Abstract

Funding Acknowledgements

Type of funding sources: Private grant(s) and/or Sponsorship. Main funding source(s): The study was supported by funding from: The Danish Heart Foundation (Reference No. 19-R135-A9302-22125), and “Region Hovedstadens Forskningsfond til sundhedsforskning”

(Capital Region Research Foundation, Denmark; Reference No. A6030).

Background

Patients who remain comatose at hospital admission after resuscitation from out-of-hospital cardiac arrest have a high mortality risk. The majority of deaths can be attributed to anoxic brain injury and consequent withdrawal of life sustaining therapies after neuroprognostication.

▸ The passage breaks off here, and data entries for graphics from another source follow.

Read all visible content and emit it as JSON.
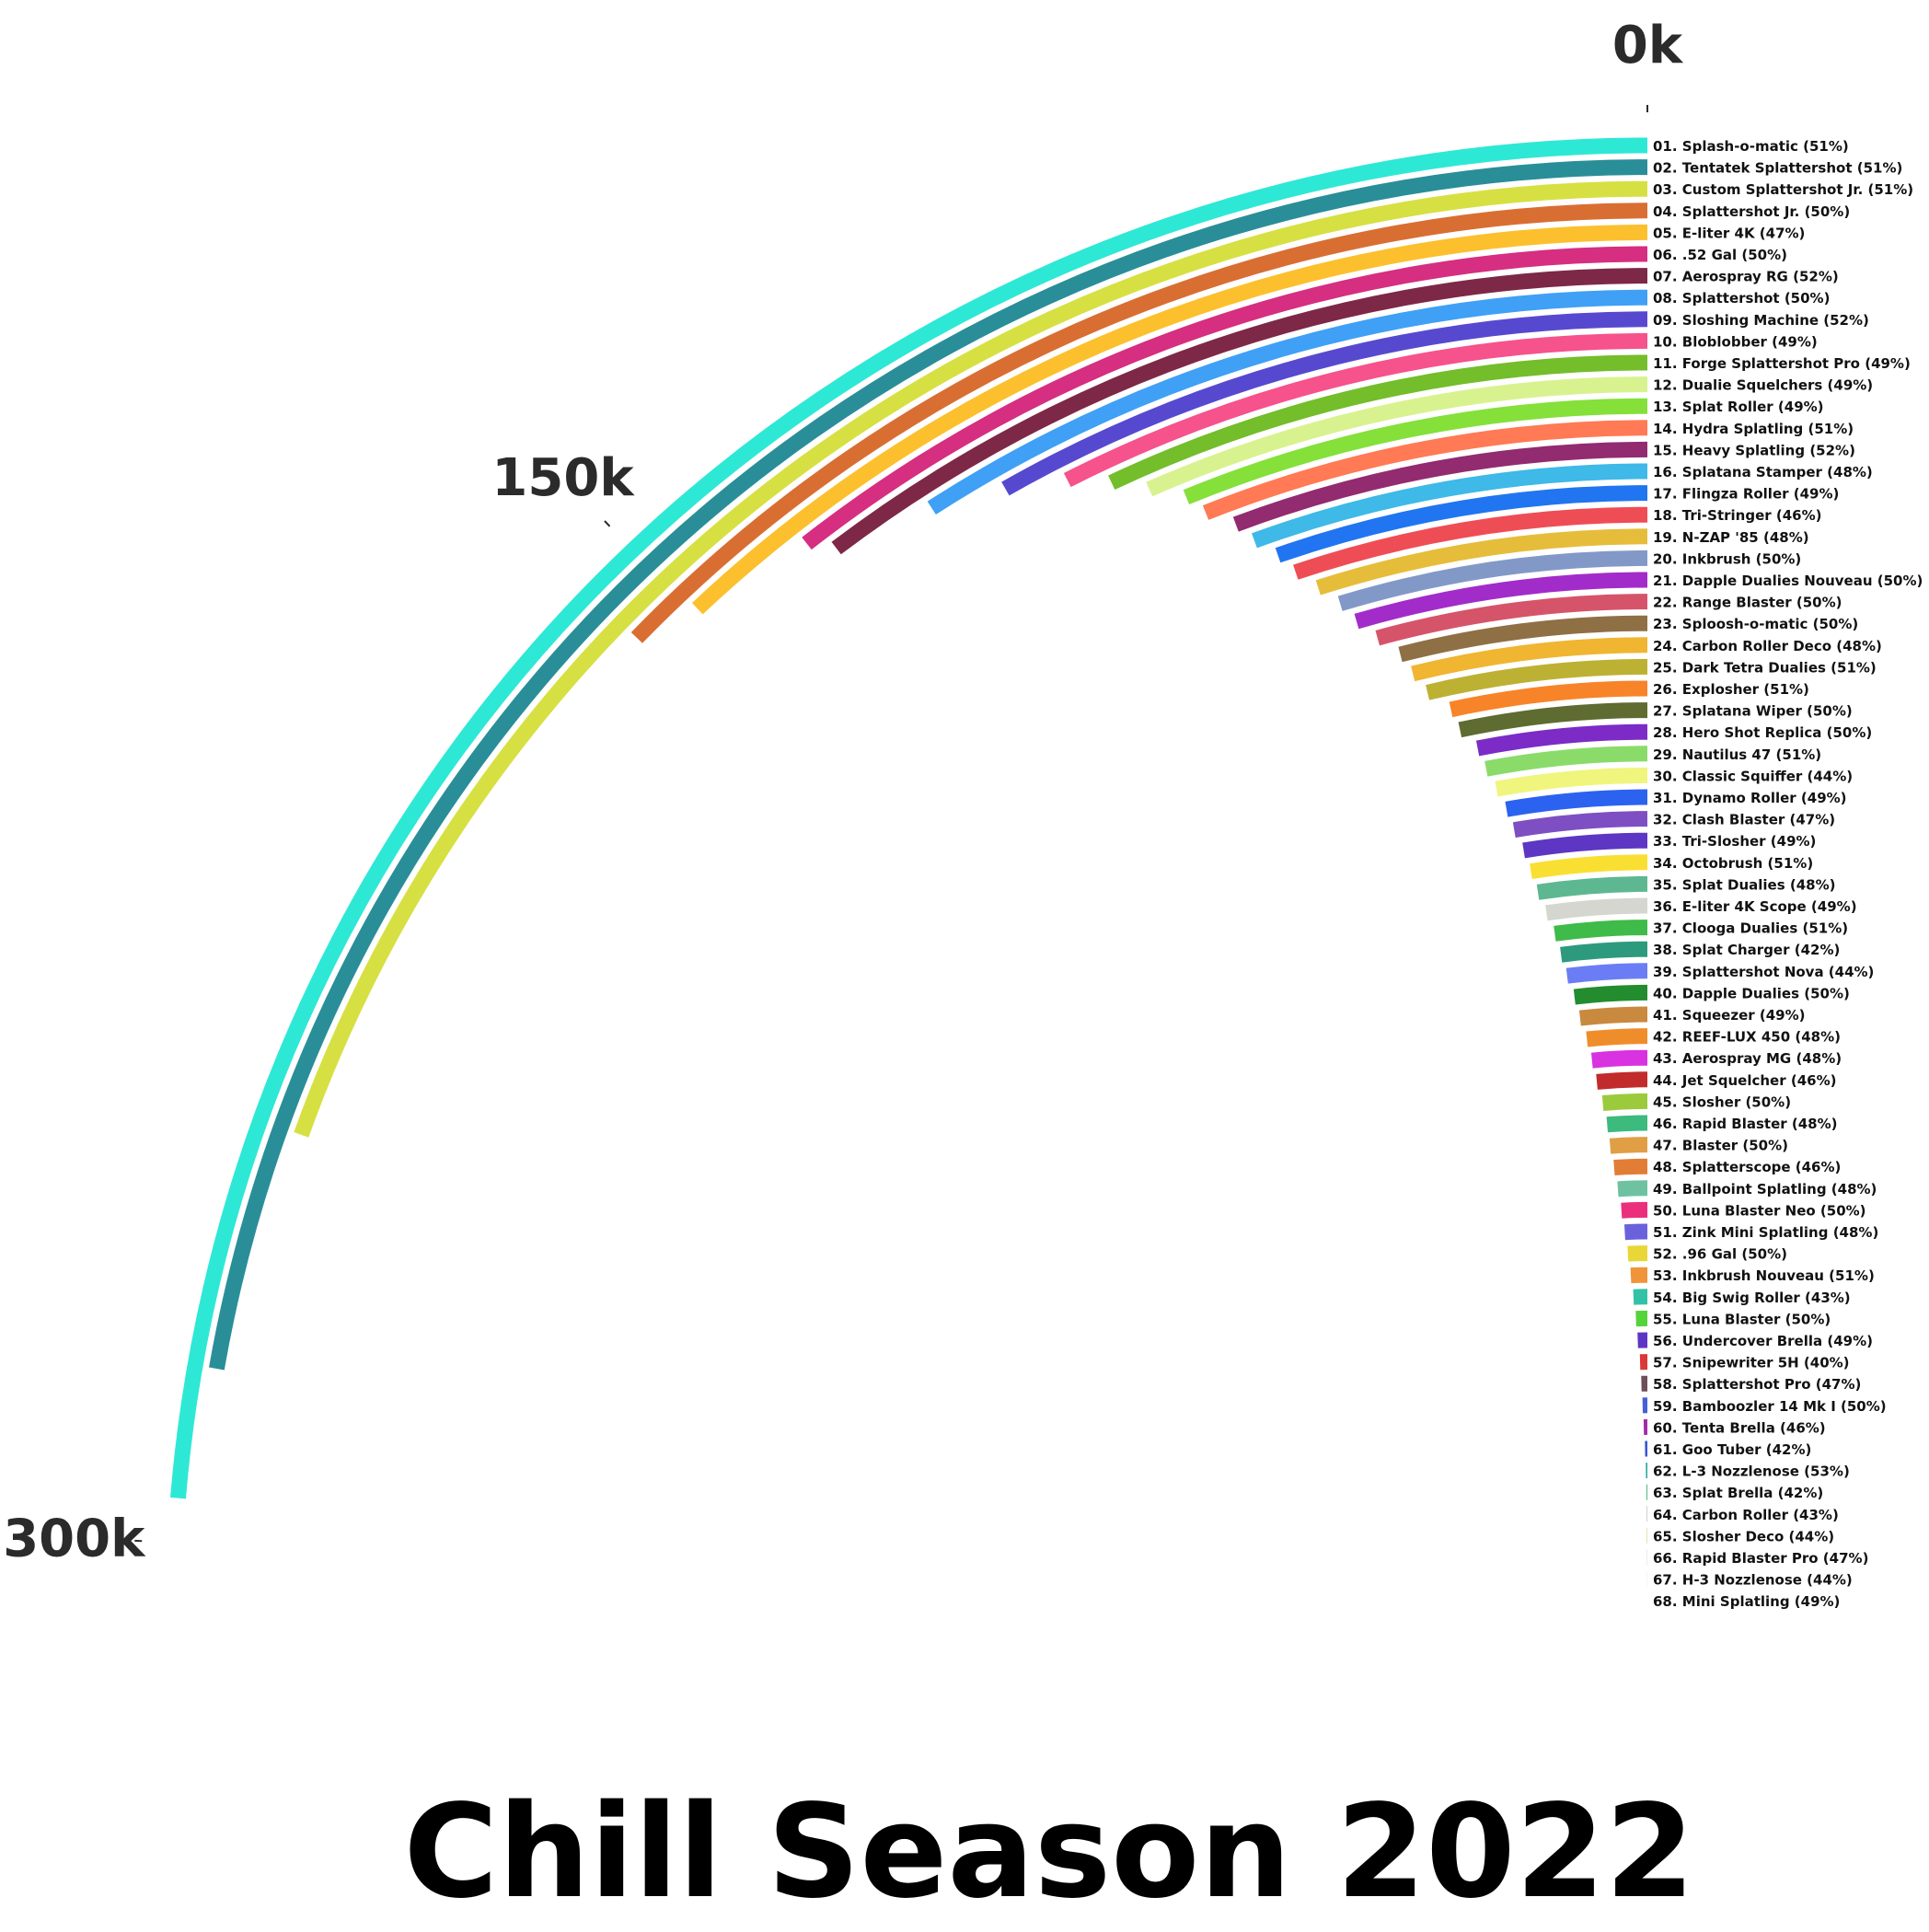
{
  "chart_data": {
    "type": "bar",
    "title": "Chill Season 2022",
    "axis": {
      "ticks": [
        0,
        150000,
        300000
      ],
      "tick_labels": [
        "0k",
        "150k",
        "300k"
      ],
      "range": [
        0,
        300000
      ]
    },
    "grid": false,
    "series": [
      {
        "label": "01. Splash-o-matic (51%)",
        "value": 294000,
        "color": "#2EE8D6"
      },
      {
        "label": "02. Tentatek Splattershot (51%)",
        "value": 276000,
        "color": "#2A8E98"
      },
      {
        "label": "03. Custom Splattershot Jr. (51%)",
        "value": 242000,
        "color": "#D7E042"
      },
      {
        "label": "04. Splattershot Jr. (50%)",
        "value": 158000,
        "color": "#D96E33"
      },
      {
        "label": "05. E-liter 4K (47%)",
        "value": 149000,
        "color": "#FCC02E"
      },
      {
        "label": "06. .52 Gal (50%)",
        "value": 131000,
        "color": "#D62E80"
      },
      {
        "label": "07. Aerospray RG (52%)",
        "value": 128000,
        "color": "#7D2847"
      },
      {
        "label": "08. Splattershot (50%)",
        "value": 113000,
        "color": "#3FA0F6"
      },
      {
        "label": "09. Sloshing Machine (52%)",
        "value": 102000,
        "color": "#5749CF"
      },
      {
        "label": "10. Bloblobber (49%)",
        "value": 93000,
        "color": "#F6528C"
      },
      {
        "label": "11. Forge Splattershot Pro (49%)",
        "value": 87000,
        "color": "#74BD2B"
      },
      {
        "label": "12. Dualie Squelchers (49%)",
        "value": 82000,
        "color": "#D9F290"
      },
      {
        "label": "13. Splat Roller (49%)",
        "value": 77000,
        "color": "#85E03A"
      },
      {
        "label": "14. Hydra Splatling (51%)",
        "value": 75000,
        "color": "#FF7A55"
      },
      {
        "label": "15. Heavy Splatling (52%)",
        "value": 71000,
        "color": "#922B70"
      },
      {
        "label": "16. Splatana Stamper (48%)",
        "value": 69000,
        "color": "#3EB9E8"
      },
      {
        "label": "17. Flingza Roller (49%)",
        "value": 66000,
        "color": "#2175F0"
      },
      {
        "label": "18. Tri-Stringer (46%)",
        "value": 64000,
        "color": "#EF4D55"
      },
      {
        "label": "19. N-ZAP '85 (48%)",
        "value": 61000,
        "color": "#E6BD3B"
      },
      {
        "label": "20. Inkbrush (50%)",
        "value": 58000,
        "color": "#8299C8"
      },
      {
        "label": "21. Dapple Dualies Nouveau (50%)",
        "value": 56000,
        "color": "#A22CC9"
      },
      {
        "label": "22. Range Blaster (50%)",
        "value": 53000,
        "color": "#D6546A"
      },
      {
        "label": "23. Sploosh-o-matic (50%)",
        "value": 49500,
        "color": "#8F7045"
      },
      {
        "label": "24. Carbon Roller Deco (48%)",
        "value": 48000,
        "color": "#F0B531"
      },
      {
        "label": "25. Dark Tetra Dualies (51%)",
        "value": 46000,
        "color": "#BDB134"
      },
      {
        "label": "26. Explosher (51%)",
        "value": 42000,
        "color": "#F88429"
      },
      {
        "label": "27. Splatana Wiper (50%)",
        "value": 41000,
        "color": "#5E6B31"
      },
      {
        "label": "28. Hero Shot Replica (50%)",
        "value": 38000,
        "color": "#7C2BC6"
      },
      {
        "label": "29. Nautilus 47 (51%)",
        "value": 37000,
        "color": "#8BDB6A"
      },
      {
        "label": "30. Classic Squiffer (44%)",
        "value": 35500,
        "color": "#F0F57E"
      },
      {
        "label": "31. Dynamo Roller (49%)",
        "value": 34000,
        "color": "#2B62F0"
      },
      {
        "label": "32. Clash Blaster (47%)",
        "value": 33000,
        "color": "#7E4FC2"
      },
      {
        "label": "33. Tri-Slosher (49%)",
        "value": 31500,
        "color": "#5E36C4"
      },
      {
        "label": "34. Octobrush (51%)",
        "value": 30500,
        "color": "#FADF33"
      },
      {
        "label": "35. Splat Dualies (48%)",
        "value": 29500,
        "color": "#5DB891"
      },
      {
        "label": "36. E-liter 4K Scope (49%)",
        "value": 28000,
        "color": "#D6D6D0"
      },
      {
        "label": "37. Clooga Dualies (51%)",
        "value": 26500,
        "color": "#3EBB48"
      },
      {
        "label": "38. Splat Charger (42%)",
        "value": 25500,
        "color": "#2D9A7E"
      },
      {
        "label": "39. Splattershot Nova (44%)",
        "value": 24500,
        "color": "#6B7DF5"
      },
      {
        "label": "40. Dapple Dualies (50%)",
        "value": 23000,
        "color": "#238C2E"
      },
      {
        "label": "41. Squeezer (49%)",
        "value": 22000,
        "color": "#C9893F"
      },
      {
        "label": "42. REEF-LUX 450 (48%)",
        "value": 20500,
        "color": "#F08D2B"
      },
      {
        "label": "43. Aerospray MG (48%)",
        "value": 19500,
        "color": "#D932E0"
      },
      {
        "label": "44. Jet Squelcher (46%)",
        "value": 18500,
        "color": "#C22B2B"
      },
      {
        "label": "45. Slosher (50%)",
        "value": 17000,
        "color": "#9BCB3C"
      },
      {
        "label": "46. Rapid Blaster (48%)",
        "value": 16000,
        "color": "#3DBA7E"
      },
      {
        "label": "47. Blaster (50%)",
        "value": 15500,
        "color": "#E09F45"
      },
      {
        "label": "48. Splatterscope (46%)",
        "value": 14500,
        "color": "#E27D36"
      },
      {
        "label": "49. Ballpoint Splatling (48%)",
        "value": 13500,
        "color": "#6FC2A1"
      },
      {
        "label": "50. Luna Blaster Neo (50%)",
        "value": 12500,
        "color": "#EB2F7D"
      },
      {
        "label": "51. Zink Mini Splatling (48%)",
        "value": 11500,
        "color": "#6A62DD"
      },
      {
        "label": "52. .96 Gal (50%)",
        "value": 10500,
        "color": "#E8D737"
      },
      {
        "label": "53. Inkbrush Nouveau (51%)",
        "value": 9500,
        "color": "#F0943A"
      },
      {
        "label": "54. Big Swig Roller (43%)",
        "value": 8500,
        "color": "#33C2A8"
      },
      {
        "label": "55. Luna Blaster (50%)",
        "value": 7500,
        "color": "#55D33A"
      },
      {
        "label": "56. Undercover Brella (49%)",
        "value": 6800,
        "color": "#5E36C4"
      },
      {
        "label": "57. Snipewriter 5H (40%)",
        "value": 5600,
        "color": "#DB3838"
      },
      {
        "label": "58. Splattershot Pro (47%)",
        "value": 5000,
        "color": "#6E4E5A"
      },
      {
        "label": "59. Bamboozler 14 Mk I (50%)",
        "value": 4400,
        "color": "#4561D6"
      },
      {
        "label": "60. Tenta Brella (46%)",
        "value": 3700,
        "color": "#A22CA8"
      },
      {
        "label": "61. Goo Tuber (42%)",
        "value": 2700,
        "color": "#3457D1"
      },
      {
        "label": "62. L-3 Nozzlenose (53%)",
        "value": 2000,
        "color": "#2BAAA0"
      },
      {
        "label": "63. Splat Brella (42%)",
        "value": 1300,
        "color": "#3CB36F"
      },
      {
        "label": "64. Carbon Roller (43%)",
        "value": 1000,
        "color": "#A9B3A8"
      },
      {
        "label": "65. Slosher Deco (44%)",
        "value": 800,
        "color": "#C9A93F"
      },
      {
        "label": "66. Rapid Blaster Pro (47%)",
        "value": 600,
        "color": "#8FB3A0"
      },
      {
        "label": "67. H-3 Nozzlenose (44%)",
        "value": 450,
        "color": "#9AA39A"
      },
      {
        "label": "68. Mini Splatling (49%)",
        "value": 300,
        "color": "#D7D2B0"
      }
    ]
  }
}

Accordingly, patients who do not regain consciousness after the initial days in the ICU are evaluated by a multimodal approach for neuroprognostication, which includes the level of neuron-specific enolase (NSE) obtained from a blood sample. At present NSE is the only clinically available marker for neuroprognostication, but Neurofilament Light chain (NFL) has also been evaluated post hoc in clinical studies and have shown great potential.

Purpose

To establish the performance of both NSE and NFL in predicting death from all causes in out-of-hospital cardiac arrest patients who remain comatose following resuscitation.

Methods

The IMICA trial was a single center randomized controlled trial in which comatose Out-of-hospital cardiac arrest patients were randomized to receive either a single one-hour infusion of tocilizumab of 8mg/kg (maximum 800mg) or placebo in addition to standard of care. NSE was measured at 48 and 72 hours as part of routine biochemistry and results were available for clinical use. NFL was measured from biobank samples at corresponding timepoints after end of trial using an NFL ELISA assay. The area under the receiver operator curves (AUROC) for prediction of all-cause mortality were determined for both NSE and NFL, and the difference in AUROC between the two was calculated.

Results

Eighty patients were included in the IMICA trial. Overall mortality was 35% with no difference in frequency of mortality between the tocilizumab and placebo groups. At 48 and 72 hours 71 and 67 patients had available NSE and NFL values, respectively. There were no between group differences for tocilizumab versus placebo in NSE values at 48 or 72 hours (p=0.39 and p=0.22), nor for NFL values at 48 or 72 hours (p=0.75 and p=0.47), and groups were therefore pooled for further analysis. At 48 hours AUROC for NSE was 0.92 [0.85-0.99] (Figure 1), and for NFL 0.96 [0.91-1.00] (Figure 2), with a difference in AUROC of 0.04 [-0.03-0.10], p=0.315. At 72 hours AUROC for NSE was 0.91 [0.82-0.99] and for NFL 0.96 [0.92-1.00] (AUROC difference 0.05 [-0,03-0,14], p=0.198).

Conclusions

In this single-center trial the prognostic performance of NFL at 48 hours was not significantly different from NSE with respect to predicting all-cause mortality. However, the AUROC of NFL was numerically greater than for NSE and a larger sample size may find NFL superior to NSE. We encourage future studies in evaluating NFL in a clinical setting.